Short-term impact of mechanical loosening on physical soil properties in a severely compacted subsoil

Subsoil compaction is a serious threat to the fertility of our agricultural lands. In severe cases it impedes aeration of and water infiltration into the subsoil, increasing risks of water-logging and overland run-off with erosion. It also may prevent roots from growing to larger depths, being unable to exploit subsoil water resources in the case of droughts. In this study we investigated soil structural properties in the aftermath of a heavy compaction event caused by storage of excavated soil in an approximately 10 m tall heap over several years. In addition, we evaluated a mechanical loosening method to ameliorate the soil physical properties. We contrasted soil physical properties of undisturbed soil samples (100 cm³ volume, sampled approximately 9 months after the subsoil loosening) as well as X-ray image-data of compacted, mechanically loosened and pristine subsoil down to approximately 80 cm below the soil surface. We found that the soil loosening improved penetration resistances, porosities and soil aeration properties, especially in the deepest investigated soil layer at 60 cm depth. At this depth, the loosened soil had similar or even better properties than the pristine soil. The compacted soil was almost completely devoid of X-ray imaged macropores. In contrast, the loosened soil featured similar imaged porosities as the pristine soil, but was lacking biopore networks, which resulted in a less well-connected imaged pore system and decreased soil aeration under wet conditions.

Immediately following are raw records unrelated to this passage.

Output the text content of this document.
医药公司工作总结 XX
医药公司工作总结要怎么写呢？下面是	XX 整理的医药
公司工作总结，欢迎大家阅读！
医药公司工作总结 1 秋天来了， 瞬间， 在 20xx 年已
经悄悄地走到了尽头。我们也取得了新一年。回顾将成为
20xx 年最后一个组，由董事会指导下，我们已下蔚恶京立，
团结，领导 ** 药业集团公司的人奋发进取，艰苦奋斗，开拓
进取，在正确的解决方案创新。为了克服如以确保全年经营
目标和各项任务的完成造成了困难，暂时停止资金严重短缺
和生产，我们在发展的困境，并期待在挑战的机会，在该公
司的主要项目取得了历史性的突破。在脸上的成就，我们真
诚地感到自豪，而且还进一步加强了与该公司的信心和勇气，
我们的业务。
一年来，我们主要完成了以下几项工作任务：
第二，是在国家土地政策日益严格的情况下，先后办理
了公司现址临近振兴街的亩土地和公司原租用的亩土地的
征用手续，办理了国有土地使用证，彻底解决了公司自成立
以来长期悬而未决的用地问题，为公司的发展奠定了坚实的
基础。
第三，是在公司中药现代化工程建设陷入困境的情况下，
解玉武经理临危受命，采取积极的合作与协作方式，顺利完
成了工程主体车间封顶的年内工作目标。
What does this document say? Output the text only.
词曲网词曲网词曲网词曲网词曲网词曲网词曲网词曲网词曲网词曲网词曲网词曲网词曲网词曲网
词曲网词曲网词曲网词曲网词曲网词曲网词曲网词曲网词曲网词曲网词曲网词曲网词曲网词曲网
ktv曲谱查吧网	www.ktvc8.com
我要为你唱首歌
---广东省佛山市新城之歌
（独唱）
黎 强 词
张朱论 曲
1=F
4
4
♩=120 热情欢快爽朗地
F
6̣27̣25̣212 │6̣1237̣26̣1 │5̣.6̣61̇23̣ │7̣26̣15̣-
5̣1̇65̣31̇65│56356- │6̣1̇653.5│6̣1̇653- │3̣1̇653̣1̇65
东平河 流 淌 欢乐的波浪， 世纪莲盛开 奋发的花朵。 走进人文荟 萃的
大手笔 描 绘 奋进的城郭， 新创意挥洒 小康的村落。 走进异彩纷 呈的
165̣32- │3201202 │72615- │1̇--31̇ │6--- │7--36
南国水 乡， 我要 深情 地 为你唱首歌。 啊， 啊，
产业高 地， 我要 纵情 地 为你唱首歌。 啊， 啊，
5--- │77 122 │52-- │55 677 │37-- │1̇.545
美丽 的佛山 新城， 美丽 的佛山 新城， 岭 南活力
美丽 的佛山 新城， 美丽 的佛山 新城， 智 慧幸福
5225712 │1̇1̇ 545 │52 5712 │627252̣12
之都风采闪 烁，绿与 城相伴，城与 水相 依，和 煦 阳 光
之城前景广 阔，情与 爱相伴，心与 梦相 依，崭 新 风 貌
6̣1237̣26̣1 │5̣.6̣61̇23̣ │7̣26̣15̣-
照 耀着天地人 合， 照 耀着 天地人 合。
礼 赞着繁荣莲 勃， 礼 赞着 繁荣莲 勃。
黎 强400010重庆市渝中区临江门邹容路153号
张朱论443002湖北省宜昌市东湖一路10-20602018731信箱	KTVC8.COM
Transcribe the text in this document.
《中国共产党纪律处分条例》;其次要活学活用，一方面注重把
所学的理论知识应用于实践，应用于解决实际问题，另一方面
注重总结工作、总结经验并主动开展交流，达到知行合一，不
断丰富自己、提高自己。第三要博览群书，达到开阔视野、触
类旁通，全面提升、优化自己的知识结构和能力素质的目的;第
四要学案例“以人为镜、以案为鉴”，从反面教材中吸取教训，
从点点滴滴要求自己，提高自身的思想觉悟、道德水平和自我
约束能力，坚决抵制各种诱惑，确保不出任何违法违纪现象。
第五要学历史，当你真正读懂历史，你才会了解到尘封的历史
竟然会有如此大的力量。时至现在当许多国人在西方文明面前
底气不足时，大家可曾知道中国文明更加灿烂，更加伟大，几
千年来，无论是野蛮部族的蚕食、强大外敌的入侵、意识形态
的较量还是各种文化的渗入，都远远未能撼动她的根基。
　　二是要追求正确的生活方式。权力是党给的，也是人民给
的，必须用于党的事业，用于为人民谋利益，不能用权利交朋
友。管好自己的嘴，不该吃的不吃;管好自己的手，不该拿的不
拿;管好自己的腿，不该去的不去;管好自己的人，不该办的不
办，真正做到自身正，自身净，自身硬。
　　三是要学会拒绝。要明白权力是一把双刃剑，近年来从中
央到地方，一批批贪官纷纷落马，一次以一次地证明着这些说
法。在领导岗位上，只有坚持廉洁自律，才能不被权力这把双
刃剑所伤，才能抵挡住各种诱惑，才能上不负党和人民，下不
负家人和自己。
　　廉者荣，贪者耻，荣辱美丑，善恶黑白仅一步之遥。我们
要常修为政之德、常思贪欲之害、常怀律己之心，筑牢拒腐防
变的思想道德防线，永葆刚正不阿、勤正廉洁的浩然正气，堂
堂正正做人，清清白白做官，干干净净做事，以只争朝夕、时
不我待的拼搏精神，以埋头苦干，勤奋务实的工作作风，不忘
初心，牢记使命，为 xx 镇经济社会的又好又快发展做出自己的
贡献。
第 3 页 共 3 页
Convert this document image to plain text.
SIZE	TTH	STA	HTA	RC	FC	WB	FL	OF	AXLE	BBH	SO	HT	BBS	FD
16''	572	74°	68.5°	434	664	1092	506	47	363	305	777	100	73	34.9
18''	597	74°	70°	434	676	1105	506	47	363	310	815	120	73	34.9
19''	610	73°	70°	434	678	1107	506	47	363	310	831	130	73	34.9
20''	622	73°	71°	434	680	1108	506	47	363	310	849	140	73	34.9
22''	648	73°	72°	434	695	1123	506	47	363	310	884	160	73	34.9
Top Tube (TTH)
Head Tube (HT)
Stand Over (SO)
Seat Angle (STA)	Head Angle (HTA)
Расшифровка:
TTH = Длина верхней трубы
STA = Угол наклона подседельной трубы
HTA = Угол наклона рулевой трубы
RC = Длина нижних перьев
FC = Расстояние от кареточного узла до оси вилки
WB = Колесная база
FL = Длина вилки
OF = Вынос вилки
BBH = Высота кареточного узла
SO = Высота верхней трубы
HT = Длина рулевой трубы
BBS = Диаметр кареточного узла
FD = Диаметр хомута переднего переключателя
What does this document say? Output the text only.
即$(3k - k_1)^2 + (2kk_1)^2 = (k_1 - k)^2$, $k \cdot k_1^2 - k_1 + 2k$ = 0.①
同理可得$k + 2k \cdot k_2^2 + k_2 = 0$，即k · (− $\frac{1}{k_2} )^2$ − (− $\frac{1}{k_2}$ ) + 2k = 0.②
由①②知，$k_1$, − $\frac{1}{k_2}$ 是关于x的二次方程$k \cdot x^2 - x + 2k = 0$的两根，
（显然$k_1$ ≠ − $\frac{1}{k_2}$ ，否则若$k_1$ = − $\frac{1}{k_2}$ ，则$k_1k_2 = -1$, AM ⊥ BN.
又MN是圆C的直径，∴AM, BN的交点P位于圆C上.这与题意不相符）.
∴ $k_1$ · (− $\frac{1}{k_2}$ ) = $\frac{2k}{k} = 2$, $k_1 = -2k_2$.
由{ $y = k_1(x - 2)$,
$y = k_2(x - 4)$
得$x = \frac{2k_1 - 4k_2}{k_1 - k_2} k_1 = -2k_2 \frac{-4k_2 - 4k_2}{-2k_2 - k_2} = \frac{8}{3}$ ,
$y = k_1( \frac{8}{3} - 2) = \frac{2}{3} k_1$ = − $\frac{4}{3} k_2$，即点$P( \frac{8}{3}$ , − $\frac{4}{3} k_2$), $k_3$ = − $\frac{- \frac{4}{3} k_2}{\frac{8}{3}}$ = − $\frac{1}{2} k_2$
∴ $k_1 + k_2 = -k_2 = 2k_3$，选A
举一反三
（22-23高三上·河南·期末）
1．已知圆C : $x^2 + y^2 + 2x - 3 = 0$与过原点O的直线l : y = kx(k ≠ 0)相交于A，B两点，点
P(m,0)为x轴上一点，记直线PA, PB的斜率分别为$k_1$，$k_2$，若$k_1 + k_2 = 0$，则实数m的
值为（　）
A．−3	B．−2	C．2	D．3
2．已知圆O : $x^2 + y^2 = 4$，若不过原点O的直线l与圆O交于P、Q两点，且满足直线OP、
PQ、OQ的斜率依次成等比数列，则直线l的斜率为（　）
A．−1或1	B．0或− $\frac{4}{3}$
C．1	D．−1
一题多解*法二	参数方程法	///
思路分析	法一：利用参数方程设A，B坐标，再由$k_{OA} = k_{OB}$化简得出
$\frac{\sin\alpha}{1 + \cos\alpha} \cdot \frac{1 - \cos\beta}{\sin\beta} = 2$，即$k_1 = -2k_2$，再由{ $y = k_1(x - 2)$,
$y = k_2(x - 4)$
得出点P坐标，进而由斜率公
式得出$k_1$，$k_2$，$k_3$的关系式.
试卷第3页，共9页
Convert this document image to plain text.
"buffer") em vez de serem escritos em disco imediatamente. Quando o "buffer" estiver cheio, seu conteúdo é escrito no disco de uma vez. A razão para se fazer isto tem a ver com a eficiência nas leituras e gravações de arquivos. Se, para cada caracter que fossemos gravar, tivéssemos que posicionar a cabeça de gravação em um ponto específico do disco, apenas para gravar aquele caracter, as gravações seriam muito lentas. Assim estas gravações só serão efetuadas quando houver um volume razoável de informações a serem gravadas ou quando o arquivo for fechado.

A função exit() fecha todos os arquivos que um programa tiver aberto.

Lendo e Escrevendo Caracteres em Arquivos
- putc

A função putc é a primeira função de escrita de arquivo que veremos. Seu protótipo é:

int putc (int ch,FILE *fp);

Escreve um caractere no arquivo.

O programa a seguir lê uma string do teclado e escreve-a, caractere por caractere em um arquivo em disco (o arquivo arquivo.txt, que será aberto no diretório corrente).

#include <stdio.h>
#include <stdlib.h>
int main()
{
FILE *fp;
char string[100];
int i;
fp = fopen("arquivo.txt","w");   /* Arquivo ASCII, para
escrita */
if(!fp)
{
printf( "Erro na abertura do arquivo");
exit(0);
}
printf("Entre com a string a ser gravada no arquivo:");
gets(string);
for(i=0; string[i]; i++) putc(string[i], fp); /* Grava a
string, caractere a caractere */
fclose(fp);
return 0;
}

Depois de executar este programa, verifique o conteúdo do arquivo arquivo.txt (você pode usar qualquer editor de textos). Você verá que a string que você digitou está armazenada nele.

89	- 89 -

Note that classical pore-network connectivity measures like the Gamma connectivity or the Euler number turned out to be unsuited as indicators of degraded pore networks. Instead, we encourage to use approaches from percolation theory to quantify loss of macropore connectivity in compacted soil, for example the critical pore diameter or the fraction of percolating soil samples per treatment. Our results quantify the beneficial effects of mechanical soil loosening of severely compacted subsoil to soil macropore-networks and associated soil functions. However, our results also confirm that natural and ameliorated soil structures are clearly dissimilar. Time is required until the loosened subsoil has consolidated and re-developed a biopore network, while the loosening is expected to shorten the time for subsoil recovery considerably. We are currently monitoring this process and will present the respective findings on the subsoil recovery rate in a future study.